Thursday, November 24, 2011

The Definition of Great Leadership


The Definition of Great Leadership
by Dan Hilbert
 
If the definition of great leadership is record-setting industry growth, creation of wealth for employees, changing communities through unprecedented volunteerism and financial donations to the needy, Bill Greehey defines greatness.
 
Greehey, former CEO of Fortune 10 company Valero Energy and now chairman of fast-growing energy company NuStar, builds these successful conglomerates through a simple human capital leadership model that drives business, shareholder, community and employee value. The model is adaptable and repeatable.
 
1. Take care of your employees.
2. Demand that employees take care of the community.
3. The community takes care of the company.
 
The first time I heard Bill say these words, I responded with the obligatory executive corporate response, "Brilliant!" while my mind was saying, "Sure. That's nice. We'll see."
 
Three years later, Valero experienced the third-fastest growth rate in American economic history: $3 billion to $92 billion in annual revenue; 3,000 employees to 28,000; one country to 28; 100 retail stores to 5,000; a low-performing stock to the fastest-growing major energy stock from 2004 to 2006.
 
Greehey's business model is as follows:
 
1. Take care of employees like family.
 
a) Generous stock options for all, free health care, high bonuses, retirement and no layoffs.
b) Thank you e-mails from Greehey upon every Valero success.
 
2. Employees take care of the community.
 
a) Record-setting contributions of employee volunteerism - more than 1 million hours per year.

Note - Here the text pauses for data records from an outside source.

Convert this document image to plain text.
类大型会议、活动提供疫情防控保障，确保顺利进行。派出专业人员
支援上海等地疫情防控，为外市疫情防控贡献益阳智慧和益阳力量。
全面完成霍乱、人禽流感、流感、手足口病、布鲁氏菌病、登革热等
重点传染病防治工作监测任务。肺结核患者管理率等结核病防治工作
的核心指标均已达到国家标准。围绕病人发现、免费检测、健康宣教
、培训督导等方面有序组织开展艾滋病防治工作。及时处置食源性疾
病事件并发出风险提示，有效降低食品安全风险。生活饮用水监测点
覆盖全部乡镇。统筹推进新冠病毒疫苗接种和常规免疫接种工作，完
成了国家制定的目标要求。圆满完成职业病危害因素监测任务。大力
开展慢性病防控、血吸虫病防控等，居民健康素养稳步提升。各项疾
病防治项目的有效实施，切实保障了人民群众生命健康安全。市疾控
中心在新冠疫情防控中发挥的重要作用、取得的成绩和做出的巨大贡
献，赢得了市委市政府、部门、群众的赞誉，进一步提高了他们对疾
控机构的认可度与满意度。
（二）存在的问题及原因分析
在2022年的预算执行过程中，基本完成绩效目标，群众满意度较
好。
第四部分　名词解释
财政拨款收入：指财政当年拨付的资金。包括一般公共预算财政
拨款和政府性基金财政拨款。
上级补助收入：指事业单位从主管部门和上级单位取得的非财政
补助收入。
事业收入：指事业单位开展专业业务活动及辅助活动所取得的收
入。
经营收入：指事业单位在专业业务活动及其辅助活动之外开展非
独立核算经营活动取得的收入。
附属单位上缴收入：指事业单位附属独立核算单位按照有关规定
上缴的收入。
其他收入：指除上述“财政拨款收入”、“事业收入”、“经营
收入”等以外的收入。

b) Record-setting monetary contributions to the United Way - the highest per employee in United Way history.
 
3. The community takes care of Valero.
 
a) $19 stock growing through three splits in three years and ending at $82.
b) Wealth created for thousands of employees.

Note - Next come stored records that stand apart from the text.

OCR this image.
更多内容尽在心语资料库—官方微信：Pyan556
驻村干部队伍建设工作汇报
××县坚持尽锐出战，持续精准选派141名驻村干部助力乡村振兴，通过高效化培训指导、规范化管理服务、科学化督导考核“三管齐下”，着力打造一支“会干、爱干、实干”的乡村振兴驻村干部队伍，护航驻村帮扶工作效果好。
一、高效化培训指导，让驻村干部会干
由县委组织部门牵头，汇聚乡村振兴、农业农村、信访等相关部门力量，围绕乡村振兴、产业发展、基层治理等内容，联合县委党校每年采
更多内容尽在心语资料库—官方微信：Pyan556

c) Valero reaching Fortune 10 status.
 
The environment was magic. Low performers became solid contributors and top performers delivered results beyond their wildest dreams. Greehey's human capital model is a success incubator. I led all talent functions and workforce planning for Valero. The team I was honored to lead won more awards in 2006 than any entire HR department in industry history.
 
Each Christmas, Greehey visited every cubicle and personally looked each of us in the eye and shook our hands, thanking us for our contributions - all 3,500 of us then flew to the refineries to do the same. Suddenly 70-hour weeks didn't seem that long. The results were thrilling.
 
When Hurricane Katrina hit New Orleans, Greehey and troops literally built a city inside the flooded city for Valero's refinery and retail employees including trailers, roads, generators, doctors, food, medicine and counselors, within four days - while the flooded city was officially closed.
 
Valero took over the failing PGA golf event in San Antonio. In three years, the Texas Open became the highest donator of all 34 PGA events, giving more than $8 million to Children's Miracle Network.
 
Responsibility to shareholders and employees is brutal in tough times. The first instinct in corporate leadership today seems to be to cut employees and costs. Greehey has a no-layoff policy. When times were tough, management bonuses went first and salaries froze. Expenses were cut. But no employee was let go. This policy resulted in stunning workforce performance and loyalty: "Hey, Bill. Do you need us to give a few more hours to Valero and community? No problem!"
 
After retiring from Valero in 2006, Greehey bought Valero's small pipeline company. When Greehey left, Valero was worth $28 billion. His new company, NuStar, was worth less than $500 million. Three years later, through these brutal economic times, Valero is worth $9 billion, and NuStar is worth $3 billion and paying a 7 percent stock dividend. Taking care of your employees really does work - for all. In brutal economic times like these, does your leadership team want to face investors with an AIG debacle story or a NuStar success story?